Before the models, the metrics, and the chatbots, there is one idea everything else stands on: a computer can work out its own rules from examples, instead of following rules a person wrote. This chapter builds that idea properly — what it means, where it already surrounds you, what a "model" physically is, and the judgment call the professionals make constantly: when learning from examples is the right tool, and when it absolutely isn't.
5 topics
Machine learning has a reputation problem: it is explained either as magic ("the computer teaches itself!") or as math (a wall of formulas by page two). Both explanations lose the actual idea, which is simple enough to state in one sentence: when nobody can write the rules for a task, show the computer thousands of examples and let it find the rules itself. This chapter is that sentence, made solid.

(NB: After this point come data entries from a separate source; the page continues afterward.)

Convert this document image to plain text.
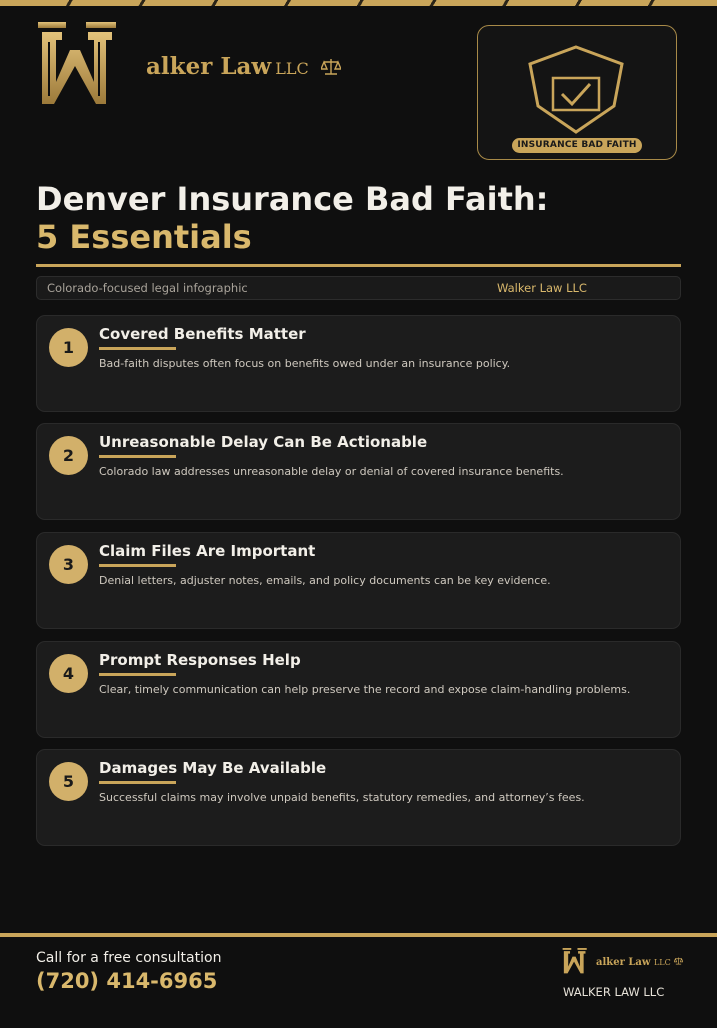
alker Law LLC
INSURANCE BAD FAITH
Denver Insurance Bad Faith:
5 Essentials
Colorado-focused legal infographic	Walker Law LLC
1
Covered Benefits Matter
Bad-faith disputes often focus on benefits owed under an insurance policy.
2
Unreasonable Delay Can Be Actionable
Colorado law addresses unreasonable delay or denial of covered insurance benefits.
3
Claim Files Are Important
Denial letters, adjuster notes, emails, and policy documents can be key evidence.
4
Prompt Responses Help
Clear, timely communication can help preserve the record and expose claim-handling problems.
5
Damages May Be Available
Successful claims may involve unpaid benefits, statutory remedies, and attorney’s fees.
Call for a free consultation
(720) 414-6965
alker Law LLC
WALKER LAW LLC
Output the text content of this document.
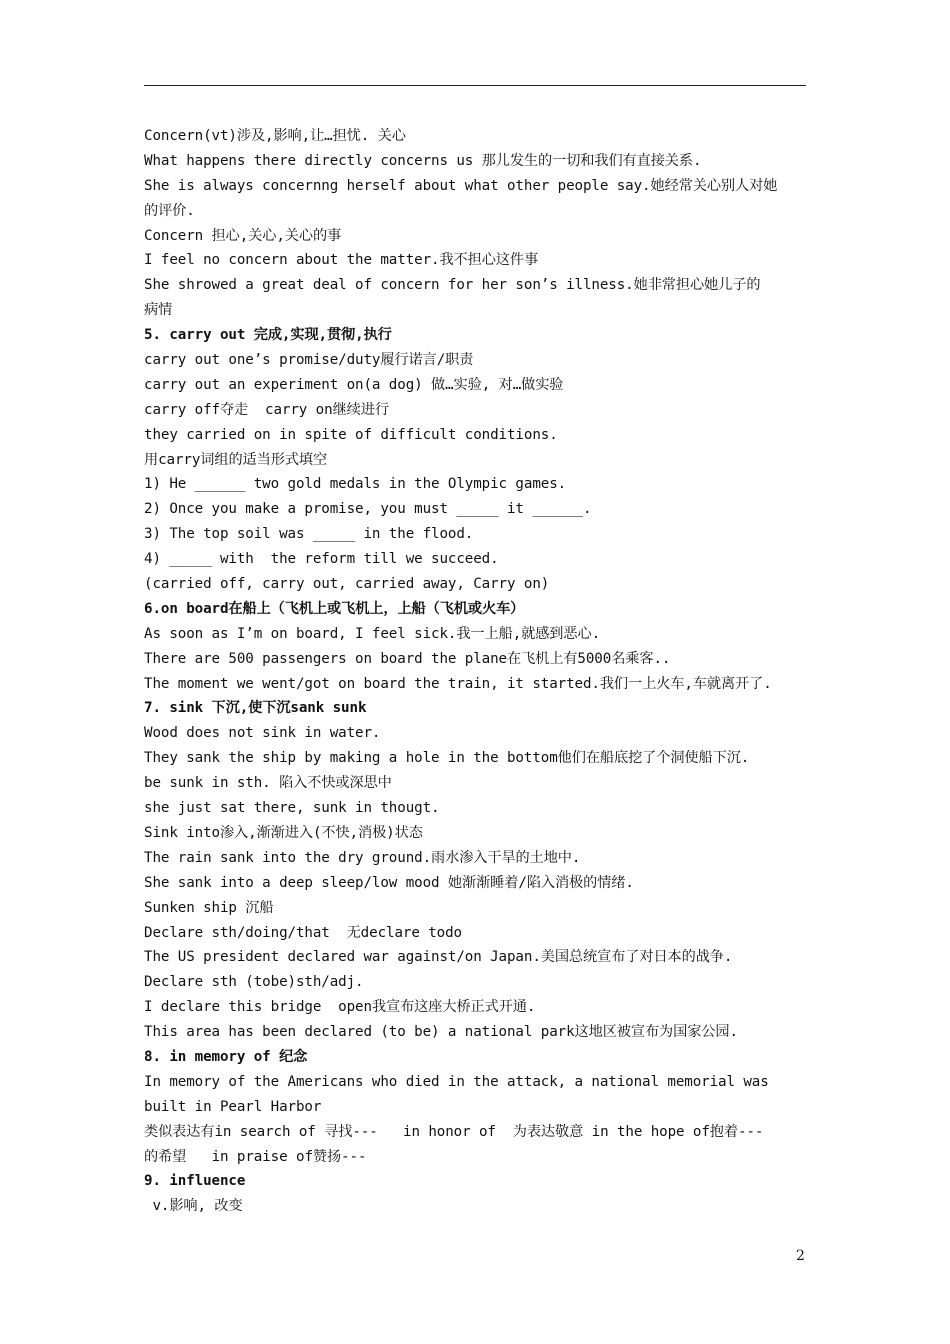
Concern(vt)涉及,影响,让…担忧. 关心
What happens there directly concerns us 那儿发生的一切和我们有直接关系.
She is always concernng herself about what other people say.她经常关心别人对她
的评价.
Concern 担心,关心,关心的事
I feel no concern about the matter.我不担心这件事
She shrowed a great deal of concern for her son’s illness.她非常担心她儿子的
病情
5. carry out 完成,实现,贯彻,执行
carry out one’s promise/duty履行诺言/职责
carry out an experiment on(a dog) 做…实验, 对…做实验
carry off夺走  carry on继续进行
they carried on in spite of difficult conditions.
用carry词组的适当形式填空
1) He ______ two gold medals in the Olympic games.
2) Once you make a promise, you must _____ it ______.
3) The top soil was _____ in the flood.
4) _____ with  the reform till we succeed.
(carried off, carry out, carried away, Carry on)
6.on board在船上（飞机上或飞机上，上船（飞机或火车）
As soon as I’m on board, I feel sick.我一上船,就感到恶心.
There are 500 passengers on board the plane在飞机上有5000名乘客..
The moment we went/got on board the train, it started.我们一上火车,车就离开了.
7. sink 下沉,使下沉sank sunk
Wood does not sink in water.
They sank the ship by making a hole in the bottom他们在船底挖了个洞使船下沉.
be sunk in sth. 陷入不快或深思中
she just sat there, sunk in thougt.
Sink into渗入,渐渐进入(不快,消极)状态
The rain sank into the dry ground.雨水渗入干旱的土地中.
She sank into a deep sleep/low mood 她渐渐睡着/陷入消极的情绪.
Sunken ship 沉船
Declare sth/doing/that  无declare todo
The US president declared war against/on Japan.美国总统宣布了对日本的战争.
Declare sth (tobe)sth/adj.
I declare this bridge  open我宣布这座大桥正式开通.
This area has been declared (to be) a national park这地区被宣布为国家公园.
8. in memory of 纪念
In memory of the Americans who died in the attack, a national memorial was
built in Pearl Harbor
类似表达有in search of 寻找---   in honor of  为表达敬意 in the hope of抱着---
的希望   in praise of赞扬---
9. influence
v.影响, 改变
2
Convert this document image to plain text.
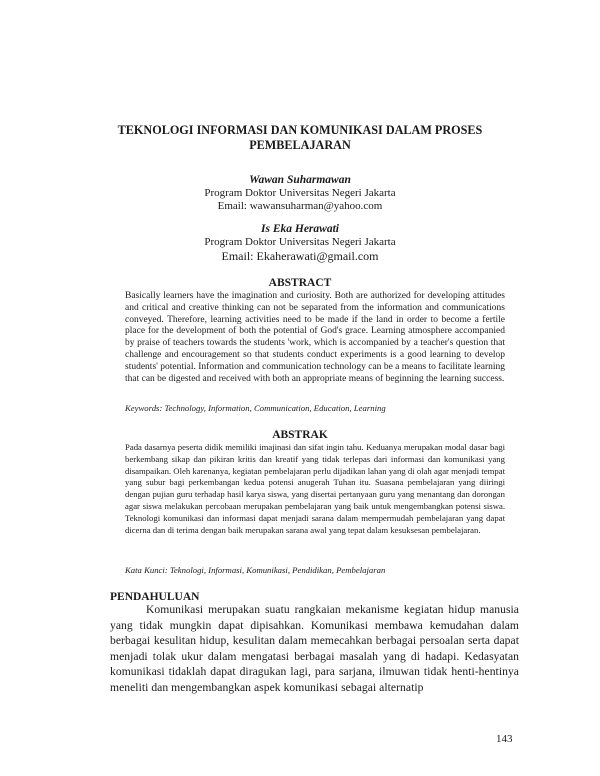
TEKNOLOGI INFORMASI DAN KOMUNIKASI DALAM PROSES PEMBELAJARAN
Wawan Suharmawan
Program Doktor Universitas Negeri Jakarta
Email: wawansuharman@yahoo.com
Is Eka Herawati
Program Doktor Universitas Negeri Jakarta
Email: Ekaherawati@gmail.com
ABSTRACT
Basically learners have the imagination and curiosity. Both are authorized for developing attitudes and critical and creative thinking can not be separated from the information and communications conveyed. Therefore, learning activities need to be made if the land in order to become a fertile place for the development of both the potential of God's grace. Learning atmosphere accompanied by praise of teachers towards the students 'work, which is accompanied by a teacher's question that challenge and encouragement so that students conduct experiments is a good learning to develop students' potential. Information and communication technology can be a means to facilitate learning that can be digested and received with both an appropriate means of beginning the learning success.
Keywords: Technology, Information, Communication, Education, Learning
ABSTRAK
Pada dasarnya peserta didik memiliki imajinasi dan sifat ingin tahu. Keduanya merupakan modal dasar bagi berkembang sikap dan pikiran kritis dan kreatif yang tidak terlepas dari informasi dan komunikasi yang disampaikan. Oleh karenanya, kegiatan pembelajaran perlu dijadikan lahan yang di olah agar menjadi tempat yang subur bagi perkembangan kedua potensi anugerah Tuhan itu. Suasana pembelajaran yang diiringi dengan pujian guru terhadap hasil karya siswa, yang disertai pertanyaan guru yang menantang dan dorongan agar siswa melakukan percobaan merupakan pembelajaran yang baik untuk mengembangkan potensi siswa. Teknologi komunikasi dan informasi dapat menjadi sarana dalam mempermudah pembelajaran yang dapat dicerna dan di terima dengan baik merupakan sarana awal yang tepat dalam kesuksesan pembelajaran.
Kata Kunci: Teknologi, Informasi, Komunikasi, Pendidikan, Pembelajaran
PENDAHULUAN
Komunikasi merupakan suatu rangkaian mekanisme kegiatan hidup manusia yang tidak mungkin dapat dipisahkan. Komunikasi membawa kemudahan dalam berbagai kesulitan hidup, kesulitan dalam memecahkan berbagai persoalan serta dapat menjadi tolak ukur dalam mengatasi berbagai masalah yang di hadapi. Kedasyatan komunikasi tidaklah dapat diragukan lagi, para sarjana, ilmuwan tidak henti-hentinya meneliti dan mengembangkan aspek komunikasi sebagai alternatip
143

Five topics build it. First, the idea itself — written rules versus learned rules, and which tasks belong to each. Then the map of terms — AI, ML, deep learning, generative AI — that turns the buzzword soup into four nested boxes. Then a walk through one ordinary morning to see how much of your day already runs on learned predictions. Then the word you will use most for the rest of the book: what a model physically is (a file of numbers — really). And finally the chapter's sharpest lesson, the one that sets this book's tone: when not to use machine learning at all.
The one distinction this chapter installs
Rules written by a person
"Free delivery over $30." Exact, explainable, cheap — and only possible when someone can state the rule.
Rules learned from examples
"Is this review fake?" No writable rule exists — so the computer learns the pattern from thousands of labeled examples.